Ads by Amazon Studios with Nazi-inspired imagery have been pulled from a busy subway line after New York Governor Andrew Cuomo and New York City Mayor Bill de Blasio intervened.
The ads for the film series 'The Man in the High Castle' had completely wrapped the seats, walls and ceilings of one train on the shuttle line that connects Times Square and Grand Central Terminal in midtown Manhattan.
Adam Lisberg, a spokesperson for the Metropolitan Transportation Authority, said the train was taken out of service after the evening rush hour so the ads could be removed. An Amazon spokesman said earlier that the company had not requested the ads be pulled, contradicting a transit official, who had said the company itself had asked for the removal.

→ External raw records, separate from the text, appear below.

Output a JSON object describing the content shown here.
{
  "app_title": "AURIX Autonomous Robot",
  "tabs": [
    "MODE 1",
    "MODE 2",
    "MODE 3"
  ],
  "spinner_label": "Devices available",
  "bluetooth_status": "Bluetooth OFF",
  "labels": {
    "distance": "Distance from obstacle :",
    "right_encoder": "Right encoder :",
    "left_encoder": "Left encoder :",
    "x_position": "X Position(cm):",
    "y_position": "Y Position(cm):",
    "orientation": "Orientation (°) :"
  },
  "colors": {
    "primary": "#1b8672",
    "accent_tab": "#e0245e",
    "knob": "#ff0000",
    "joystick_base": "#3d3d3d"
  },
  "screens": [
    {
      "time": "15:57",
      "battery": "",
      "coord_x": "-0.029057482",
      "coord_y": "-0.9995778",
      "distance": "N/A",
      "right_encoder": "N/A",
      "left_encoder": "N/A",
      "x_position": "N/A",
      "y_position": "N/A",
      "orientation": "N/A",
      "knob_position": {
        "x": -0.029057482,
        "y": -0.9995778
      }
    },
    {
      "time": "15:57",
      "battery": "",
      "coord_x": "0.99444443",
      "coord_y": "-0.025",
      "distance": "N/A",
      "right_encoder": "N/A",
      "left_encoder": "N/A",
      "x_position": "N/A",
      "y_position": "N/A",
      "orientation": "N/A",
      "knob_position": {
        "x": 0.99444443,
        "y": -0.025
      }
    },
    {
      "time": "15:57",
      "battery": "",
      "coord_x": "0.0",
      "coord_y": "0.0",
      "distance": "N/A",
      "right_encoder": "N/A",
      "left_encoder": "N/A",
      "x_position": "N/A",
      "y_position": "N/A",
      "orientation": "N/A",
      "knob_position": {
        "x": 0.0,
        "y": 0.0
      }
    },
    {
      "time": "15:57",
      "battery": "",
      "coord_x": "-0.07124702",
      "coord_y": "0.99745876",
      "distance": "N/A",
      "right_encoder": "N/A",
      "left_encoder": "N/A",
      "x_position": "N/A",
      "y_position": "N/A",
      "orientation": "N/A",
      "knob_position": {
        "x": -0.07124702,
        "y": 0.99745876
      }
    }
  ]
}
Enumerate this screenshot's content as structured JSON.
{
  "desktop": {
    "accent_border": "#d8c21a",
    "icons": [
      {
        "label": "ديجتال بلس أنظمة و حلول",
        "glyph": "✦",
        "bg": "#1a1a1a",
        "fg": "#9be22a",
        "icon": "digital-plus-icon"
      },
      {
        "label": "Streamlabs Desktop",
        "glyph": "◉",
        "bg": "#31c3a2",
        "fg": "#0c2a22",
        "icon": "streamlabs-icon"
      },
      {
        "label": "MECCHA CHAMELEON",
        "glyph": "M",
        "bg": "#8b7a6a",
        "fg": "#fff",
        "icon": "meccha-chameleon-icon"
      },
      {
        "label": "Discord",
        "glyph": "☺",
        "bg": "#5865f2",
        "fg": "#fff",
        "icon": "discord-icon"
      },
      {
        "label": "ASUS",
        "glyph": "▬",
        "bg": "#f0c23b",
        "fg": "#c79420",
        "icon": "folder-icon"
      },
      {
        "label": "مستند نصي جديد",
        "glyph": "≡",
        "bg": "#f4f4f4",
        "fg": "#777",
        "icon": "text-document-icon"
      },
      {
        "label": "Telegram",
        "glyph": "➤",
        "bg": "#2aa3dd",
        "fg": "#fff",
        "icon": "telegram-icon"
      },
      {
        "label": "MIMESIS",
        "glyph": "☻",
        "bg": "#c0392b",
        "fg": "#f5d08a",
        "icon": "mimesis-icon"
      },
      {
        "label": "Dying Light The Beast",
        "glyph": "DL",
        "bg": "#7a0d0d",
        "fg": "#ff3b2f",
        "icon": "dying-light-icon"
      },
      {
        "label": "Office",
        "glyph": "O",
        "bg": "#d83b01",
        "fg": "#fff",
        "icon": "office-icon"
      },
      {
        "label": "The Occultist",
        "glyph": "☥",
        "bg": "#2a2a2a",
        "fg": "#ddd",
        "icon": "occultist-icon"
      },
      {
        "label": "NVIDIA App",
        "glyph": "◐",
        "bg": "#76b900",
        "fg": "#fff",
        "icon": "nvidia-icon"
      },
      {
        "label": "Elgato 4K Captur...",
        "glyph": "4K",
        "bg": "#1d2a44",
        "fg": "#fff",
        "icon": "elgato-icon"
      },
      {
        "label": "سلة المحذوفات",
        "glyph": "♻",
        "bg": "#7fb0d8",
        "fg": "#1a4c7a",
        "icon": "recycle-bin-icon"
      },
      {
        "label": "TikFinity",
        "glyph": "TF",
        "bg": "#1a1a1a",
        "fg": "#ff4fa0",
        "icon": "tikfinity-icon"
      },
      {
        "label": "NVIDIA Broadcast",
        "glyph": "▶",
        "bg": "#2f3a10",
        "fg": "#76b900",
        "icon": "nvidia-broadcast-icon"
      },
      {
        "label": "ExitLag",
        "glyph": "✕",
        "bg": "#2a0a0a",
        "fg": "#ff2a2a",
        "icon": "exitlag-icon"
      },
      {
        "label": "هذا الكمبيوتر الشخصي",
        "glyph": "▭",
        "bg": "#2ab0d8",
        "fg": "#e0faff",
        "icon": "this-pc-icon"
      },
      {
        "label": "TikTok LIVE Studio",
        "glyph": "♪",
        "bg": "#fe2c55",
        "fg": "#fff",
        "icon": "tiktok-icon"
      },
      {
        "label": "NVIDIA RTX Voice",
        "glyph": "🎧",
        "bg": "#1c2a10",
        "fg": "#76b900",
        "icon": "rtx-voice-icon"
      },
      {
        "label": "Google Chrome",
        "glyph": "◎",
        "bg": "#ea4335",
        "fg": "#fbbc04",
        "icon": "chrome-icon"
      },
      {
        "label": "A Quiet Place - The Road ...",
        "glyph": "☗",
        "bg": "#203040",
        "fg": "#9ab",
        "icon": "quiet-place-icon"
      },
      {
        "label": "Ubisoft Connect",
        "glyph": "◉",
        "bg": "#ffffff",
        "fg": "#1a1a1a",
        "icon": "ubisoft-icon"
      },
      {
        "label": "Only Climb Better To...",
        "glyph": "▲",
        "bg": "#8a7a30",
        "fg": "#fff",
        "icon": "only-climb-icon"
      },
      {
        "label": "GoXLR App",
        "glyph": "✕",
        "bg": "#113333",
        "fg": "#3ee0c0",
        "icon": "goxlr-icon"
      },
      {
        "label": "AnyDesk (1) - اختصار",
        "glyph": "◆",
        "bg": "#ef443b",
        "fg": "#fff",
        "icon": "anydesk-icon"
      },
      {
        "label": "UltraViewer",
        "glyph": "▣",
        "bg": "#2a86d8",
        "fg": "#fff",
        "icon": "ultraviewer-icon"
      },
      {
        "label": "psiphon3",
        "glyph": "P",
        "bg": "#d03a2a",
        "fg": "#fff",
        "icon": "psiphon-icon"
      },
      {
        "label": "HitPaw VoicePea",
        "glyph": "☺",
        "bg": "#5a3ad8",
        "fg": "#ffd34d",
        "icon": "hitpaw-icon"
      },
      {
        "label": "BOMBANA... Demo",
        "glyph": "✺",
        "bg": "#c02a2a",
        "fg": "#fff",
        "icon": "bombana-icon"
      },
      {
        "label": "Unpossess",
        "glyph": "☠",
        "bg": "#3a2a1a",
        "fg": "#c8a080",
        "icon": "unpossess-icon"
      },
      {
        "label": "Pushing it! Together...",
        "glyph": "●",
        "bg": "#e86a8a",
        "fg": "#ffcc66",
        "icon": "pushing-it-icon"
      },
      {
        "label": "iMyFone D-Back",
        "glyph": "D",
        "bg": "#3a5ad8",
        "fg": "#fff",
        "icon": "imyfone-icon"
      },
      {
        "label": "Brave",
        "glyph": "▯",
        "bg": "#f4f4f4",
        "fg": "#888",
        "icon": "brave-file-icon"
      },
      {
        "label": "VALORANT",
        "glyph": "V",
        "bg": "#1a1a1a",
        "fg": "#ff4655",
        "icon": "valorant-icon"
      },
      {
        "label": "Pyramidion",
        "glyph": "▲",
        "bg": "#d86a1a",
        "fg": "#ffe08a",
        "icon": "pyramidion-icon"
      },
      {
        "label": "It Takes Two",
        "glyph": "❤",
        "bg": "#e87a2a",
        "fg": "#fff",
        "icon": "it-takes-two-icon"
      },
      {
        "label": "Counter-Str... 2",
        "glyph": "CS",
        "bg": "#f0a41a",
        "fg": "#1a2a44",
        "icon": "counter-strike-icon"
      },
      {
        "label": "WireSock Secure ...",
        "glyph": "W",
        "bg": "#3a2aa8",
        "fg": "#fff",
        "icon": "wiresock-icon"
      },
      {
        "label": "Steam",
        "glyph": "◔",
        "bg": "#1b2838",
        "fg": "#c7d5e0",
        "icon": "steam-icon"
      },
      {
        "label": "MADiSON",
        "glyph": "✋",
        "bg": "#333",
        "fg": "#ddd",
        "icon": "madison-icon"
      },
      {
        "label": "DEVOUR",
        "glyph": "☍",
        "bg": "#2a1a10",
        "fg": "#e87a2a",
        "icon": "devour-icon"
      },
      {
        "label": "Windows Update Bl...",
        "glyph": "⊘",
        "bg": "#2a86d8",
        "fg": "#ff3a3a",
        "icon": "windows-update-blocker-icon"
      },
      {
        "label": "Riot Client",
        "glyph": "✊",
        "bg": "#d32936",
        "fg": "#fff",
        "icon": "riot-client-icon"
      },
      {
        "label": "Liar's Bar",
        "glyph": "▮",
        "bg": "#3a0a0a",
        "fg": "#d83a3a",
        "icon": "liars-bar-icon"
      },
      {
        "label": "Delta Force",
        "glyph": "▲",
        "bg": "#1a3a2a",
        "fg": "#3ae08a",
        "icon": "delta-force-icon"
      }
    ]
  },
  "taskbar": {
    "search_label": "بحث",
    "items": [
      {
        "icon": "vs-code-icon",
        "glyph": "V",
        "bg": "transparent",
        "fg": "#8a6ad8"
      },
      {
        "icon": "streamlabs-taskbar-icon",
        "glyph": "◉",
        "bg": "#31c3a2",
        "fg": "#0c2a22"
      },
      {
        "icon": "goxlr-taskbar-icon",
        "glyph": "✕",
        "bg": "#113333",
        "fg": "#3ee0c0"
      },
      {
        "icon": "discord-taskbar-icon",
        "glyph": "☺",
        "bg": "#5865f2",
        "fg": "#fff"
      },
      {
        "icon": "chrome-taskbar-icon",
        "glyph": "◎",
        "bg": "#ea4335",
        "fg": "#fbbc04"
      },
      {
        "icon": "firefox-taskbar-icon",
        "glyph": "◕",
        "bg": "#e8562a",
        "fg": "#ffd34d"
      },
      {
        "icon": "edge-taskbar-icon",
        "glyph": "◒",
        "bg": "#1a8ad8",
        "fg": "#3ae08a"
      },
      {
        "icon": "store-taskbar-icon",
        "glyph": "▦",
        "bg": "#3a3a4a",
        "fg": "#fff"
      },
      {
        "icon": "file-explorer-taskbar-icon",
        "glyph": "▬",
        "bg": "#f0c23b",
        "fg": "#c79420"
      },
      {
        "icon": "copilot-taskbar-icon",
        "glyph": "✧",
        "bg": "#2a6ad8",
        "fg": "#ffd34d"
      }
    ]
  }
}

Amazon’s new series 'The Man in the High Castle' imagines an alternate history in which Nazi Germany and its ally Japan have won World War II and in which America is divided under Japanese and German rule.
S-Train interiors were decorated half in Japanese rising-sun flags and half in Nazi eagles and iron crosses, a look that left some commuters feeling distressed.
In a statement on Monday, Mayor de Blasio called on Amazon to remove the shuttle train advertisements, calling them "irresponsible and offensive to World War II and Holocaust survivors, their families, and countless other New Yorkers."
The ads were originally scheduled to run until mid-December.